Traditional mosaicing algorithms focus on globally consistent alignment through a large scale optimization procedure that simultaneously consider all images. These global approaches take advantage of the spatial, as well as temporal, adjacency (topology) of the sequence but must operate off-line since they require all the images to be known in advance.

On-line algorithms allows for sequential computation but often requires additional assumptions (e.g. information about scene geometry or camera calibration) or non-standard hardware (orientation sensors, optical filters) to speed up the process thus resulting in special-purpose algorithms. Moreover such approaches implicitly assume temporal adjacency only and thus are not globally consistent.

On the contrary, this research addresses sequential real-time methods that are image-based, thus general purpose, and “globally” consistent.

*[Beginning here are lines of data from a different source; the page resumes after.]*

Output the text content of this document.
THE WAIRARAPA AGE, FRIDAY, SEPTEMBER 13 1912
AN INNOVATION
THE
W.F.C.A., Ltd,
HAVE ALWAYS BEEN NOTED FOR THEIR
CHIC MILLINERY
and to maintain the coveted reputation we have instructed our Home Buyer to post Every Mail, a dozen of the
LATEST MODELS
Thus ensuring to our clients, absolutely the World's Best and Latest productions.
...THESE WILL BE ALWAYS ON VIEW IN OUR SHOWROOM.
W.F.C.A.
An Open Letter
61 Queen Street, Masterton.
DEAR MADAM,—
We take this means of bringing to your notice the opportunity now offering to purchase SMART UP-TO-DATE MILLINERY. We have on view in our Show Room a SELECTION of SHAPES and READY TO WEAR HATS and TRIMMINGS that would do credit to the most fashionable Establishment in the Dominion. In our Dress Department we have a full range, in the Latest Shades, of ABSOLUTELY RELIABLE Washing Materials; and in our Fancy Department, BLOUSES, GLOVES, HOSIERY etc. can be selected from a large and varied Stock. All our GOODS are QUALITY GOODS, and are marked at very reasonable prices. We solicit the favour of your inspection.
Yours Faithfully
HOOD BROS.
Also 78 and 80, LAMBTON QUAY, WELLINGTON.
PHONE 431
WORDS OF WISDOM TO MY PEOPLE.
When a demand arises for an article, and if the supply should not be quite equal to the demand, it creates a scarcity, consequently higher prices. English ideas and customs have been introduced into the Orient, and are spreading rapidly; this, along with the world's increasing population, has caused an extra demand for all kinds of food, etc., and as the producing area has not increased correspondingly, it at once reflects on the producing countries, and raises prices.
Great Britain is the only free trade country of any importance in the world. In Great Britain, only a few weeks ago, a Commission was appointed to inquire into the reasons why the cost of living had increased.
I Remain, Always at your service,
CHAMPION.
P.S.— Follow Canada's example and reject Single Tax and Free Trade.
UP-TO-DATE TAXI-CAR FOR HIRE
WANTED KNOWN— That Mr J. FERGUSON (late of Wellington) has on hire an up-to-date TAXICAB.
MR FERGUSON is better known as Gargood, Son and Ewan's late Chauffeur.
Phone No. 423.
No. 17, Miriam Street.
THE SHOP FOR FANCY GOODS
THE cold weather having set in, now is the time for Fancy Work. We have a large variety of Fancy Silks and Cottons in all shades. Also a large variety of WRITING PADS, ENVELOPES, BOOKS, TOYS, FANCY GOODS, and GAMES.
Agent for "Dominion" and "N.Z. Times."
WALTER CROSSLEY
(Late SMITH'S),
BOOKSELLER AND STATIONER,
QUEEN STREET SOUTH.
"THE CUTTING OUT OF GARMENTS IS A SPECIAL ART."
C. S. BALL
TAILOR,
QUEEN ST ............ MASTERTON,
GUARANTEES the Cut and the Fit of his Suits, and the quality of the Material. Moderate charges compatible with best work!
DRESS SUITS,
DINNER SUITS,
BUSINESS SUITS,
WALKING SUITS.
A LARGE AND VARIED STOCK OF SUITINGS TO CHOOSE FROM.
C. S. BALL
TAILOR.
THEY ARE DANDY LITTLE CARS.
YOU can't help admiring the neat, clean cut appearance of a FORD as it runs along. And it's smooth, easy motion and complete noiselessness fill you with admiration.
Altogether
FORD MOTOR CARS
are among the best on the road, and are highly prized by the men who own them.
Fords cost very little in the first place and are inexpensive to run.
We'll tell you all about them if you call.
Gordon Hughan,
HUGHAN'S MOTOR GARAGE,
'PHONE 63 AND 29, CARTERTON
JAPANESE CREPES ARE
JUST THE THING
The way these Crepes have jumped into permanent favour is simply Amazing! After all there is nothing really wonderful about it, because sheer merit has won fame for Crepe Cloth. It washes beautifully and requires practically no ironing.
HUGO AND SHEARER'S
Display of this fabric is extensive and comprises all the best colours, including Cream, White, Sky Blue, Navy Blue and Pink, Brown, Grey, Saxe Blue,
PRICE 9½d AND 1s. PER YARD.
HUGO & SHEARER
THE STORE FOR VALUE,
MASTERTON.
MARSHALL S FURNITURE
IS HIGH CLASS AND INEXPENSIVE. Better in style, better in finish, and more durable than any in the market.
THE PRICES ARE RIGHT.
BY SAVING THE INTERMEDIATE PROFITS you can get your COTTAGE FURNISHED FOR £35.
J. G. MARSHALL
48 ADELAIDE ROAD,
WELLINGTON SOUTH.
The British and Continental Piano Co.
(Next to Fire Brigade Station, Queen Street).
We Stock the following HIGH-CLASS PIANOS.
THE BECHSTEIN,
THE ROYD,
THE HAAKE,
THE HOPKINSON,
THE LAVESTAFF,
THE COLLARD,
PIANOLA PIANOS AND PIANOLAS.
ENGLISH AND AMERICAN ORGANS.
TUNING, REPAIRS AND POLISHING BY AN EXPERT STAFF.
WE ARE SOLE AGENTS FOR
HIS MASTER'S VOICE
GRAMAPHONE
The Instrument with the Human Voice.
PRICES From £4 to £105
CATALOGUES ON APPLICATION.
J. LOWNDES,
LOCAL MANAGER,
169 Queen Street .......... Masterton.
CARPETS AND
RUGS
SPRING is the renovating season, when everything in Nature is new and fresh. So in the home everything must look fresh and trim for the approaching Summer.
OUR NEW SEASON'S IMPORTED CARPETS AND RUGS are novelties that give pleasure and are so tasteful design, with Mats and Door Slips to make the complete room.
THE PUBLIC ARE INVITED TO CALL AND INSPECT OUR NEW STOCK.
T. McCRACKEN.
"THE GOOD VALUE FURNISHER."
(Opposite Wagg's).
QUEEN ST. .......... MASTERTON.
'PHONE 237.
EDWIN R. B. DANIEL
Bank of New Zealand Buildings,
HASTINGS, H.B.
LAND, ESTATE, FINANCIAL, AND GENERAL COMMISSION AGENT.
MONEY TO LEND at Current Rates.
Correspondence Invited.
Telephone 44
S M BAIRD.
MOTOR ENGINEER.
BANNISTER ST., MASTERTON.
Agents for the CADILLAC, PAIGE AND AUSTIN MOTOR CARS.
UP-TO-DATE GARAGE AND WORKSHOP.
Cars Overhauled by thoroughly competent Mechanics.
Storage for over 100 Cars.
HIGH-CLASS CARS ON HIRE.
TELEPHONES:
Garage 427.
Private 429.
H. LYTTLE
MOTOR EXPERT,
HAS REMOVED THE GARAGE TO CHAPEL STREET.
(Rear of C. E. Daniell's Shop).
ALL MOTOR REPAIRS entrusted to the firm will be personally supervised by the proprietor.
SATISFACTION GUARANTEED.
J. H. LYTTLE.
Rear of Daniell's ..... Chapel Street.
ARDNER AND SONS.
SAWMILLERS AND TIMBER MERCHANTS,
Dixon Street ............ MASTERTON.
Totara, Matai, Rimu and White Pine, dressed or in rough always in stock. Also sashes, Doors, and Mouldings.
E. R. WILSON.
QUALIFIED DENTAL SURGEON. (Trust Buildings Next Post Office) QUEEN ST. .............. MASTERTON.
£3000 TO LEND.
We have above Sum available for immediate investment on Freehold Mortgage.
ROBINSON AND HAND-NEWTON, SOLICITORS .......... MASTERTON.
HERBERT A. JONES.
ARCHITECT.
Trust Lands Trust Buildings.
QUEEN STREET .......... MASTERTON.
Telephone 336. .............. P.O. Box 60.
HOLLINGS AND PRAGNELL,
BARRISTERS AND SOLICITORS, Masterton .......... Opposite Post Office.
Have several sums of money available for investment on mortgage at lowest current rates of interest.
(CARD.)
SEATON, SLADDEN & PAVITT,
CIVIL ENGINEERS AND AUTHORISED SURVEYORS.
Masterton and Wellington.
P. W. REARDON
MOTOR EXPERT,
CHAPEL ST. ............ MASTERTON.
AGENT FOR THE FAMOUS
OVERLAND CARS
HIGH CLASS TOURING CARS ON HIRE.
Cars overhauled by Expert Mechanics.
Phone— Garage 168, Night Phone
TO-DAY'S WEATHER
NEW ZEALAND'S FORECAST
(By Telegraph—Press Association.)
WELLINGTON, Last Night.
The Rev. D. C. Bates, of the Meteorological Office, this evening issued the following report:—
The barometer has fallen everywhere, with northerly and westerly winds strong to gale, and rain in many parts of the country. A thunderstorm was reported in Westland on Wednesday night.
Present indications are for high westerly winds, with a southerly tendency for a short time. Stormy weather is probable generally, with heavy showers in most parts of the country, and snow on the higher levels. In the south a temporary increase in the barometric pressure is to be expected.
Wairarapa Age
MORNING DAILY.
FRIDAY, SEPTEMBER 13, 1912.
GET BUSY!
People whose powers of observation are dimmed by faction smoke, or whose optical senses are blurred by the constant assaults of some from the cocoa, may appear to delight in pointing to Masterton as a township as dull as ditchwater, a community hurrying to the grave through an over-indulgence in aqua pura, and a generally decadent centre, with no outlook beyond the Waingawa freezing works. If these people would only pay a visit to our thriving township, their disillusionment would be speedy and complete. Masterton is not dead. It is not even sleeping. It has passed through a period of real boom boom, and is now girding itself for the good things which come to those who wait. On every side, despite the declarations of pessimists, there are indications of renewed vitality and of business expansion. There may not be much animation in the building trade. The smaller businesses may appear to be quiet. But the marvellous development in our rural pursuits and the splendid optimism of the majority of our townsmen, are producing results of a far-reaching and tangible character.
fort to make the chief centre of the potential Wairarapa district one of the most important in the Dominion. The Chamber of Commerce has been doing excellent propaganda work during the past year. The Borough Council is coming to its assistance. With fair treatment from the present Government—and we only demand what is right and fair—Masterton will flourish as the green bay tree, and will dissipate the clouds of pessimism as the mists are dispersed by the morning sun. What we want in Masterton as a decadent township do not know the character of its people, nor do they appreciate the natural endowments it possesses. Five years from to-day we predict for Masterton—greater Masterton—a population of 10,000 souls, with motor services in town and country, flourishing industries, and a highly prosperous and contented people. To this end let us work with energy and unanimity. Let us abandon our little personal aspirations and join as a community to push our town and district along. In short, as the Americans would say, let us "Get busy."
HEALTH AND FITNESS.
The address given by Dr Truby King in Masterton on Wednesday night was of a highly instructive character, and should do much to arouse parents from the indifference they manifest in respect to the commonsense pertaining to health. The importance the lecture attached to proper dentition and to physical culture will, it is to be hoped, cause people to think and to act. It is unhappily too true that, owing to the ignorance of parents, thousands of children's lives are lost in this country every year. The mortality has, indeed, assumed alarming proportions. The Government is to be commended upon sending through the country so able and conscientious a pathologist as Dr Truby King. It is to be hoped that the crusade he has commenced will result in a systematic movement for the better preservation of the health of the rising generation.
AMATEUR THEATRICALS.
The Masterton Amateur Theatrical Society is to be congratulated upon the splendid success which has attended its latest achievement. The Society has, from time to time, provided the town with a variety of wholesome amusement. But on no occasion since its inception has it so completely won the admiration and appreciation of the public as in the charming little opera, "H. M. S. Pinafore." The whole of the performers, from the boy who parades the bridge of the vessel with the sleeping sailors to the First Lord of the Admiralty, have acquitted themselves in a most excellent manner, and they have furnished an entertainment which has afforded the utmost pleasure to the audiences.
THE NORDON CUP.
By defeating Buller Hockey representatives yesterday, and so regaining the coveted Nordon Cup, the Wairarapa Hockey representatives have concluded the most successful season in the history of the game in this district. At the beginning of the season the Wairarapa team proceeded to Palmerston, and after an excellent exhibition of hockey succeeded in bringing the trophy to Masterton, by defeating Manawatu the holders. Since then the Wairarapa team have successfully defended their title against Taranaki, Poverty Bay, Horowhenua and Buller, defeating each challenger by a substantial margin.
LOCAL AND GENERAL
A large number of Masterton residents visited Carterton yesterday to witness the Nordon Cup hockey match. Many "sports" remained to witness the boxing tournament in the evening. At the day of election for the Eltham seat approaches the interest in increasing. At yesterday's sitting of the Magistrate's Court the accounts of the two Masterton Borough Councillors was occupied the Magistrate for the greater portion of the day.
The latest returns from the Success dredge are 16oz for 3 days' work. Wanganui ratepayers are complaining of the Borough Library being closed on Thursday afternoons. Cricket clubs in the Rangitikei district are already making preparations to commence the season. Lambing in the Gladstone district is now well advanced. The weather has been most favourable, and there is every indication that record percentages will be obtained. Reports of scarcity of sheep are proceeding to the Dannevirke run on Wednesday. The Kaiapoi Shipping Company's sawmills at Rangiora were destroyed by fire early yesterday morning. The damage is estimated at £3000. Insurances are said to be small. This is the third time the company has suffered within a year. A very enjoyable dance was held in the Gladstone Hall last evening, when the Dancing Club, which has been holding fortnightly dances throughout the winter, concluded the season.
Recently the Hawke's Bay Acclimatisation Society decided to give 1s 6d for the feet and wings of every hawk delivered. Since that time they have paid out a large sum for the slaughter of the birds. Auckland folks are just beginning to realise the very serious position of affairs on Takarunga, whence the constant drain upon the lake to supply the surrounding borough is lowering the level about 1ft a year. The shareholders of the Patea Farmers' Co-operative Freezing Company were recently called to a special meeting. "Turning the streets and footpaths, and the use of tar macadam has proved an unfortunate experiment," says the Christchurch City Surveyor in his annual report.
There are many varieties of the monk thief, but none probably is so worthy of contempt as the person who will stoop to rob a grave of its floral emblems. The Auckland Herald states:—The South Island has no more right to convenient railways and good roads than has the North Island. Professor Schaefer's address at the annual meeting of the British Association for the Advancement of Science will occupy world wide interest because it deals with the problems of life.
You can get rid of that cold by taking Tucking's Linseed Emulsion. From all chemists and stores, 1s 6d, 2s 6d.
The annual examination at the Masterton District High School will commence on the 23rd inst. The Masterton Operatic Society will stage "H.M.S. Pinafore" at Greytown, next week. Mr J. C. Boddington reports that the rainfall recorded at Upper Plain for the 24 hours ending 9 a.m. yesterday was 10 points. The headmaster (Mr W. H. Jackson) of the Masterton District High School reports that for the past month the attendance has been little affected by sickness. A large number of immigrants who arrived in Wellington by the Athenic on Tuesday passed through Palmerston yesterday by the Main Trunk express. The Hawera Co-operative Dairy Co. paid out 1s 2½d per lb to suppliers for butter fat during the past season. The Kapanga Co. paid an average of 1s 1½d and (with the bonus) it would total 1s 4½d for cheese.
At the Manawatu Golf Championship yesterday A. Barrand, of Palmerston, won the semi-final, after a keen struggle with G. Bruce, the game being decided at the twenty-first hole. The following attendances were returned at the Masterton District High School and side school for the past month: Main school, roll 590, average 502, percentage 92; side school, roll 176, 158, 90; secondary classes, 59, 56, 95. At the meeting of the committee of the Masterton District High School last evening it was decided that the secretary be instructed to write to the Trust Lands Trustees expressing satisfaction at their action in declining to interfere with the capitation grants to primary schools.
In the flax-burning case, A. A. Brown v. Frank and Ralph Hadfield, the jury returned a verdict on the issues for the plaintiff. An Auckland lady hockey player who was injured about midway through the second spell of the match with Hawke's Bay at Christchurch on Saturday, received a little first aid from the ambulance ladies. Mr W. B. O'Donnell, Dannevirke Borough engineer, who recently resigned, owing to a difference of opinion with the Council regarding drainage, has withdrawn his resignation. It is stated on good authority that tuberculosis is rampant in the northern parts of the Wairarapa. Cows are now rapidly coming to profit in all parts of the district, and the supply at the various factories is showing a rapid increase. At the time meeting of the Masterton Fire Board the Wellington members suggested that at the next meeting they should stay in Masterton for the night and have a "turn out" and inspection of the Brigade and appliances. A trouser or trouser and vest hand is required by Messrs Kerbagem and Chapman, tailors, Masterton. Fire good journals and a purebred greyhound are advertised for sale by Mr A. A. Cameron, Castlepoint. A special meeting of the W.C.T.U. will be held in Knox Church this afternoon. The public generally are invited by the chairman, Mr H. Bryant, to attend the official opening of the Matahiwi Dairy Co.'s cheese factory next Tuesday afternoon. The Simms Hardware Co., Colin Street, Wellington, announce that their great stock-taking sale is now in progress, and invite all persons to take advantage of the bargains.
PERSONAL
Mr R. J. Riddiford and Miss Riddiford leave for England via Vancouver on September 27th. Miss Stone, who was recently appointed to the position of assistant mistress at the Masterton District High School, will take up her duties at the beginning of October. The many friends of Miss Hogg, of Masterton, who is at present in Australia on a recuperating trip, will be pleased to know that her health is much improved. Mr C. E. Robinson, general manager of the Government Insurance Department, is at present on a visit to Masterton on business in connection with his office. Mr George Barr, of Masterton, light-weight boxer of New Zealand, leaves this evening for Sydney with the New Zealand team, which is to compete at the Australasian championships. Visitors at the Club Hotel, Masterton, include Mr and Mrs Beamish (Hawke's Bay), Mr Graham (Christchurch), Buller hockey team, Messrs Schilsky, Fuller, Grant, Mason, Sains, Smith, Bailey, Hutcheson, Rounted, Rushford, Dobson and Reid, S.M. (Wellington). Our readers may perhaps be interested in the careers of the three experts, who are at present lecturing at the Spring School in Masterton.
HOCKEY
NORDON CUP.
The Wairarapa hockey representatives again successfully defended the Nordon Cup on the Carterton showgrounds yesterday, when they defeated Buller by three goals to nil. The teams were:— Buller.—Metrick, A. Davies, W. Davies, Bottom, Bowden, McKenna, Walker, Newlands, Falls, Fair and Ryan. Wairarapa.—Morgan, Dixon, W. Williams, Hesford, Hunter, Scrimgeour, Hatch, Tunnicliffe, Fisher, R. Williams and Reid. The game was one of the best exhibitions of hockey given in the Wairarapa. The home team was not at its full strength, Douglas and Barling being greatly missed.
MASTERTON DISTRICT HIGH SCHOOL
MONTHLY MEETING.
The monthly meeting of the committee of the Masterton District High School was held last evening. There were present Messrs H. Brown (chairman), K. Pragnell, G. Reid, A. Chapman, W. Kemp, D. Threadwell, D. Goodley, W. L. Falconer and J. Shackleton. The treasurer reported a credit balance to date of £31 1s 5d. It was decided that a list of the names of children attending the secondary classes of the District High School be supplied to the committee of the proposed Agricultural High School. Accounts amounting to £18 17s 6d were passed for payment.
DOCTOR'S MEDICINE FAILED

Pairwise alignment (P2P) Our two stage registration

Our algorithm, SeqRT-Mosaic[2], features a two-stage spatial registration procedure. The early feature-based pair-wise registration compute an initial frame-to-frame alignment. Subsequently, a refinement method has been conceived to bound the cumulative drift errors introduced by the pair-wise placement. The second stage anchors the frame to the already constructed mosaic in a frame-to-mosaic (F2M) fashion providing a sort of globally consistent alignment. Multiple objects are allowed to move in the scene, since they are recognized as "motion outliers" (with respect to camera motion) using an iterative version of RANSAC.

Tonal registration is performed to account for photometric misalignments induced by changing lighting conditions and exposures. Exposure adjustments are automatically operated by the device to provide an optimally exposed image either in dark and bright areas of the scene. Anyway, corresponding pixels might look different across different images. The histogram specification approach provide a fast method to compute an Intensity Mapping Function (IMF) suitable to match color of corresponding pixels in different images.

Frame 386 Frame 392
Color artifacts due automatic exposure adjustments Smooth mosaic using our exposure compensation algorithm


In the following figures, some mosaics created in very different conditions (on-line/off-line mode, indoor/outdoor, presence of moving objects, different reprojection manifolds) are shown to support the claim that the algorithm is image-based and general-purpose.

Panoramic image from an uncalibrated footage sequence
Mosaic from hand-held camera sequence
Wide area mosaic using a visual surveillance Pan-Tilt-Zoom camera
360° spherical panorama

Research Directions

  • Optical distortions: pin-hole camera does not exist in nature, lens distortions need to be handled explicitly to achieve better registration results.
  • Extended dynamic range: while color normalization has proved to effectively deal with exposure changes, it does not reflect the underlying physical phenomena. There is a much wider dynamic range outside than cameras can capture, let reconstruct it as well.
  • View graph topology: pairwise registration is unprecise and global registration is intractable. The knowledge of the right subset of adjacencies among views plays an important role in this tradeoff, it definitely deserves further investigation.
  • Gold standard method: it's the time to integrate the best of all methods in a comprehensive approach that pursues the objective of the optimal reconstruction taking into account the as large as possible number of effects involved in the image formation process. The effectiveness of the algorithm will be assessed quantitatively according a rigourous evaluation metodology[1].


[1] P. Azzari and L. Di Stefano, Performance Evaluation Methodology for Image Mosaicing Algorithms , CV-Lab Technical Report TR-2007-10,University of Bologna, October 2007.
[2] P. Azzari, General purpose real-time image mosaicingappeared in the poster session of ICVSS, July 2007.